Saya mendekati mereka dengan membawa buku catatan dan dictaphone – dan langsung ditangkap oleh dua “sukarelawan”.

“Ada mata-mata di sini!” teriak mereka sambil memelintir lenganku dan siap menghajarku hingga babak belur.

Tapi instruktur menyuruh mereka dan saya menunggu.

Dia terus berbicara selama setengah jam, mengatakan kepada orang banyak bahwa mereka akan berlatih di pangkalan militer di luar Sevastopol dan harus tiba dengan “pakaian nyaman” dan sepatu kets.

Salah satu relawan bertanya kepadanya apakah mereka harus membawa senjata api. Banyak orang lain yang mengangguk setuju.

“Saat Anda mengangkat senjata, kami menjadi kelompok kriminal bersenjata. Namun jika terjadi sesuatu, setiap unit akan mendapat serangan balik,” kata instruktur.

Setelah pertemuan tersebut, dia memeriksa identitas pers saya dan memberi tahu saya bahwa dia adalah pensiunan perwira intelijen yang pernah bertugas di wilayah Kaukasus Utara yang bergejolak di Rusia dan tiba di Krimea sebagai “sukarelawan”.

“Kelompok kami harus merespons tantangan dan provokasi karena kekurangan polisi di kota ini,” katanya kepada saya. “Ada propaganda NATO yang sedang bekerja.

“Tujuan kami adalah mencegah tembakan pertama. Jika tembakan pertama terjadi, kekacauan tidak akan bisa dihentikan,” katanya.

Dia dengan sopan menolak menyebutkan siapa namanya.

`Pria hijau kecil`

Tembakan pertama tidak terjadi, namun apa yang terjadi di Krimea 10 tahun lalu membuka jalan bagi perang saat ini antara Ukraina dan Rusia.

Pada tanggal 20 Februari 2014, Vladimir Konstantinov, ketua parlemen regional Krimea dan seorang politisi Rusia, mengatakan dia “tidak mengesampingkan” semenanjung itu “kembali” ke Rusia.

Pada hari yang sama, ribuan pria yang membawa senjata dan berseragam tak bertanda muncul di seluruh Krimea, Ukraina.

Mereka menanggapi kemenangan protes pro-Barat di Kyiv yang dalam beberapa hari akan menyingkirkan Presiden Ukraina pro-Rusia Viktor Yanukovych.

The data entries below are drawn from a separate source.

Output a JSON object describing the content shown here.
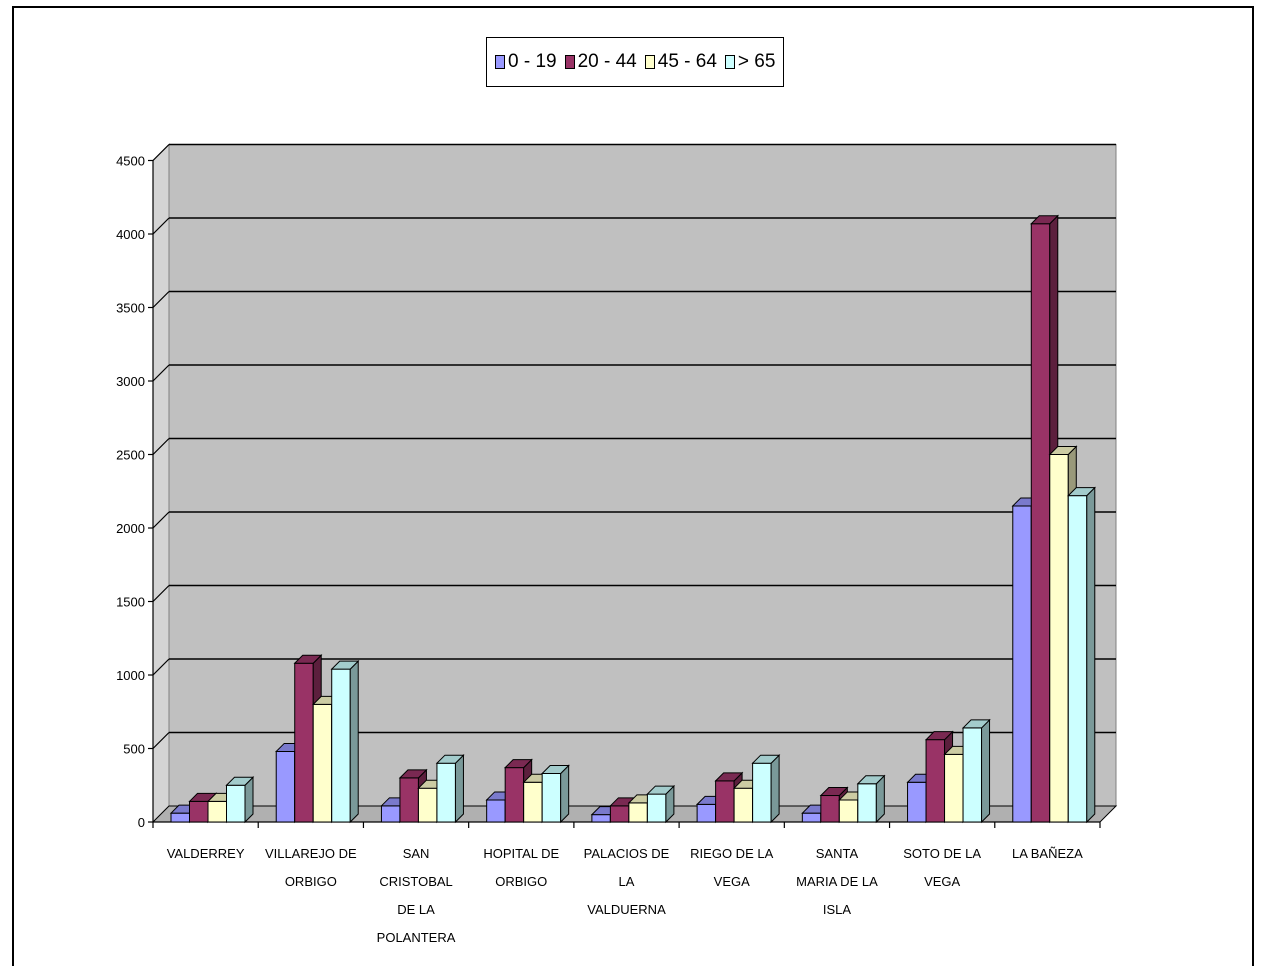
{
  "chart_data": {
    "type": "bar",
    "categories": [
      "VALDERREY",
      "VILLAREJO DE ORBIGO",
      "SAN CRISTOBAL DE LA POLANTERA",
      "HOPITAL DE ORBIGO",
      "PALACIOS DE LA VALDUERNA",
      "RIEGO DE LA VEGA",
      "SANTA MARIA DE LA ISLA",
      "SOTO DE LA VEGA",
      "LA BAÑEZA"
    ],
    "category_lines": [
      [
        "VALDERREY"
      ],
      [
        "VILLAREJO DE",
        "ORBIGO"
      ],
      [
        "SAN",
        "CRISTOBAL",
        "DE LA",
        "POLANTERA"
      ],
      [
        "HOPITAL DE",
        "ORBIGO"
      ],
      [
        "PALACIOS DE",
        "LA",
        "VALDUERNA"
      ],
      [
        "RIEGO DE LA",
        "VEGA"
      ],
      [
        "SANTA",
        "MARIA DE LA",
        "ISLA"
      ],
      [
        "SOTO DE LA",
        "VEGA"
      ],
      [
        "LA BAÑEZA"
      ]
    ],
    "series": [
      {
        "name": "0 - 19",
        "color": "#9999ff",
        "values": [
          60,
          480,
          110,
          150,
          50,
          120,
          60,
          270,
          2150
        ]
      },
      {
        "name": "20 - 44",
        "color": "#993366",
        "values": [
          140,
          1080,
          300,
          370,
          110,
          280,
          180,
          560,
          4070
        ]
      },
      {
        "name": "45 - 64",
        "color": "#ffffcc",
        "values": [
          140,
          800,
          230,
          270,
          130,
          230,
          150,
          460,
          2500
        ]
      },
      {
        "name": "> 65",
        "color": "#ccffff",
        "values": [
          250,
          1040,
          400,
          330,
          190,
          400,
          260,
          640,
          2220
        ]
      }
    ],
    "y_ticks": [
      "0",
      "500",
      "1000",
      "1500",
      "2000",
      "2500",
      "3000",
      "3500",
      "4000",
      "4500"
    ],
    "ylim": [
      0,
      4500
    ],
    "grid": true,
    "legend_position": "top-center",
    "wall_color": "#c0c0c0"
  }
}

Dijuluki “pria hijau kecil” atau “orang sopan”, para prajurit tersebut tidak berinteraksi dengan penduduk setempat atau wartawan, sementara Presiden Rusia Vladimir Putin mengatakan di Moskow bahwa “mereka tidak ada di sana”.

Mereka muncul di dekat pangkalan militer, angkatan laut, dan udara Ukraina, dan pemerintah sementara di Kyiv memerintahkan prajurit Ukraina di Krimea untuk pergi tanpa melepaskan satu tembakan pun.

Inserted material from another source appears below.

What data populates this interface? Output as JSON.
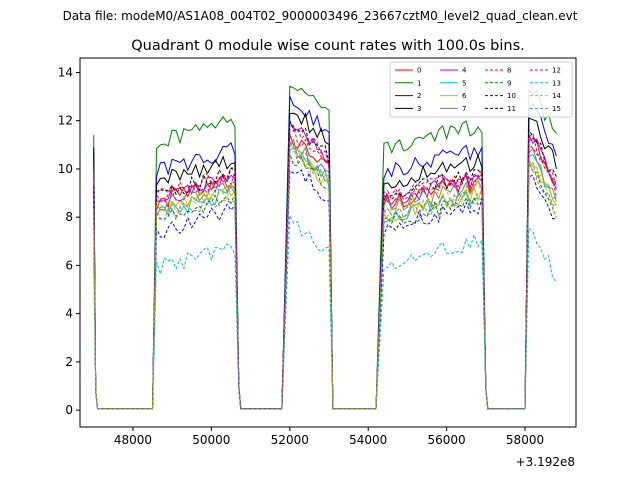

Banyak prajurit – bersama ribuan petugas polisi dan pejabat pemerintah – bergabung dengan “pemerintahan” pro-Rusia yang dibentuk oleh Sergey Aksyonov, seorang tokoh politik kecil dan mantan bos mafia yang dijuluki “Goblin.”

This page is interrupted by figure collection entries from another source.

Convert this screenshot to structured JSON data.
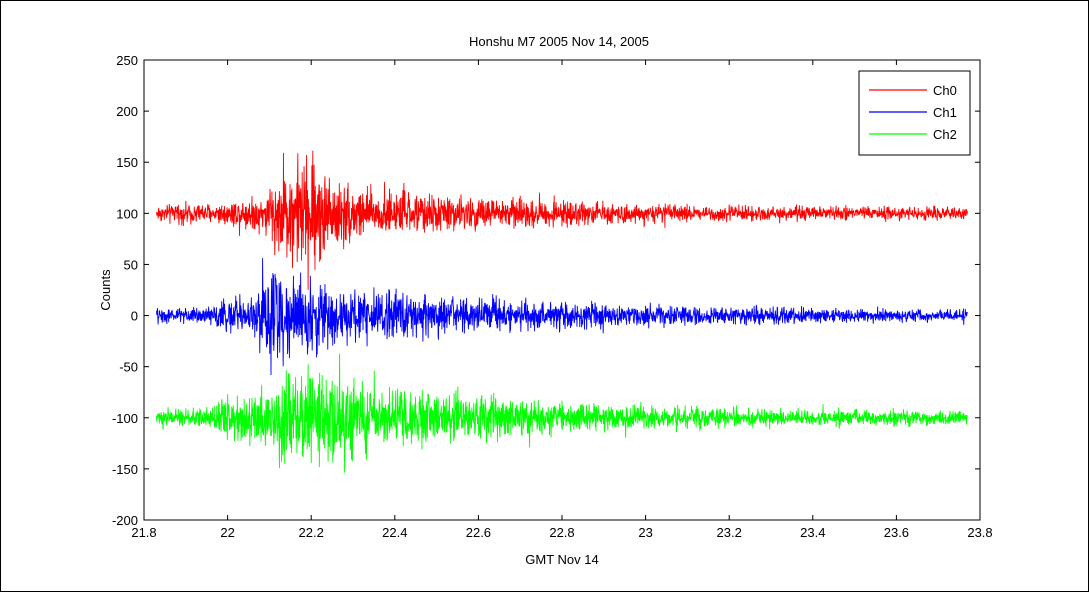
{
  "chart_data": {
    "type": "line",
    "title": "Honshu M7 2005 Nov 14, 2005",
    "xlabel": "GMT Nov 14",
    "ylabel": "Counts",
    "xlim": [
      21.8,
      23.8
    ],
    "ylim": [
      -200,
      250
    ],
    "xticks": [
      21.8,
      22,
      22.2,
      22.4,
      22.6,
      22.8,
      23,
      23.2,
      23.4,
      23.6,
      23.8
    ],
    "xtick_labels": [
      "21.8",
      "22",
      "22.2",
      "22.4",
      "22.6",
      "22.8",
      "23",
      "23.2",
      "23.4",
      "23.6",
      "23.8"
    ],
    "yticks": [
      250,
      200,
      150,
      100,
      50,
      0,
      -50,
      -100,
      -150,
      -200
    ],
    "ytick_labels": [
      "250",
      "200",
      "150",
      "100",
      "50",
      "0",
      "-50",
      "-100",
      "-150",
      "-200"
    ],
    "grid": false,
    "legend_position": "top-right",
    "x_range": [
      21.83,
      23.77
    ],
    "series": [
      {
        "name": "Ch0",
        "color": "#ff0000",
        "baseline": 100,
        "envelope": [
          [
            21.83,
            12
          ],
          [
            21.98,
            15
          ],
          [
            22.08,
            25
          ],
          [
            22.15,
            70
          ],
          [
            22.2,
            85
          ],
          [
            22.25,
            50
          ],
          [
            22.35,
            32
          ],
          [
            22.5,
            25
          ],
          [
            22.7,
            20
          ],
          [
            23.0,
            12
          ],
          [
            23.3,
            10
          ],
          [
            23.77,
            8
          ]
        ]
      },
      {
        "name": "Ch1",
        "color": "#0000ff",
        "baseline": 0,
        "envelope": [
          [
            21.83,
            10
          ],
          [
            21.97,
            12
          ],
          [
            21.99,
            28
          ],
          [
            22.05,
            22
          ],
          [
            22.1,
            65
          ],
          [
            22.15,
            55
          ],
          [
            22.2,
            48
          ],
          [
            22.3,
            35
          ],
          [
            22.5,
            28
          ],
          [
            22.7,
            22
          ],
          [
            23.0,
            14
          ],
          [
            23.3,
            12
          ],
          [
            23.77,
            8
          ]
        ]
      },
      {
        "name": "Ch2",
        "color": "#00ff00",
        "baseline": -100,
        "envelope": [
          [
            21.83,
            10
          ],
          [
            21.97,
            14
          ],
          [
            21.99,
            32
          ],
          [
            22.05,
            30
          ],
          [
            22.12,
            55
          ],
          [
            22.18,
            70
          ],
          [
            22.25,
            58
          ],
          [
            22.35,
            42
          ],
          [
            22.5,
            35
          ],
          [
            22.7,
            25
          ],
          [
            23.0,
            15
          ],
          [
            23.3,
            12
          ],
          [
            23.77,
            10
          ]
        ]
      }
    ]
  }
}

Beberapa prajurit ditahan, termasuk Ihor Voronchenko, wakil kepala pertahanan pantai Krimea pada saat itu.

“Ada sel tersendiri, tanpa jendela, ketika Anda kehilangan kesadaran akan waktu, ruang. Ini berdampak pada seseorang secara psikologis,” kata Voronchenko kepada saya pada tahun 2018 ketika dia menjabat sebagai kepala angkatan laut Ukraina.

Tidak ada tembakan yang dilepaskan, namun darah tumpah.

Pada tanggal 4 Maret, unit “pertahanan diri” menculik seorang pengunjuk rasa Tatar Krimea, Reshat Ametov.

Dia ditahan bersama sandera lainnya di Simferopol, ibu kota administratif Krimea, dan disiksa selama seminggu.

Tubuhnya yang telanjang dan memar ditemukan pada tanggal 15 Maret, kepala terbungkus plastik, mata menonjol keluar.

Sehari kemudian, “referendum” terjadi.

Hanya segelintir sekolah dan gedung pemerintah yang digunakan sebagai “tempat pemungutan suara” sehingga “pemilih” pro-Rusia yang bergembira, sebagian besar adalah orang-orang lanjut usia yang merindukan masa muda Soviet, akan memadati dan memenuhi tempat pemungutan suara, sehingga menciptakan ilusi pemungutan suara massal.

Moskow mengatakan 90 persen warga Krimea memilih untuk bergabung dengan Rusia, namun “referendum” tersebut tidak diakui oleh Ukraina atau negara lain.

Pada tanggal 21 Maret, Presiden Rusia Vladimir Putin menjadikan Krimea sebagai bagian dari Rusia.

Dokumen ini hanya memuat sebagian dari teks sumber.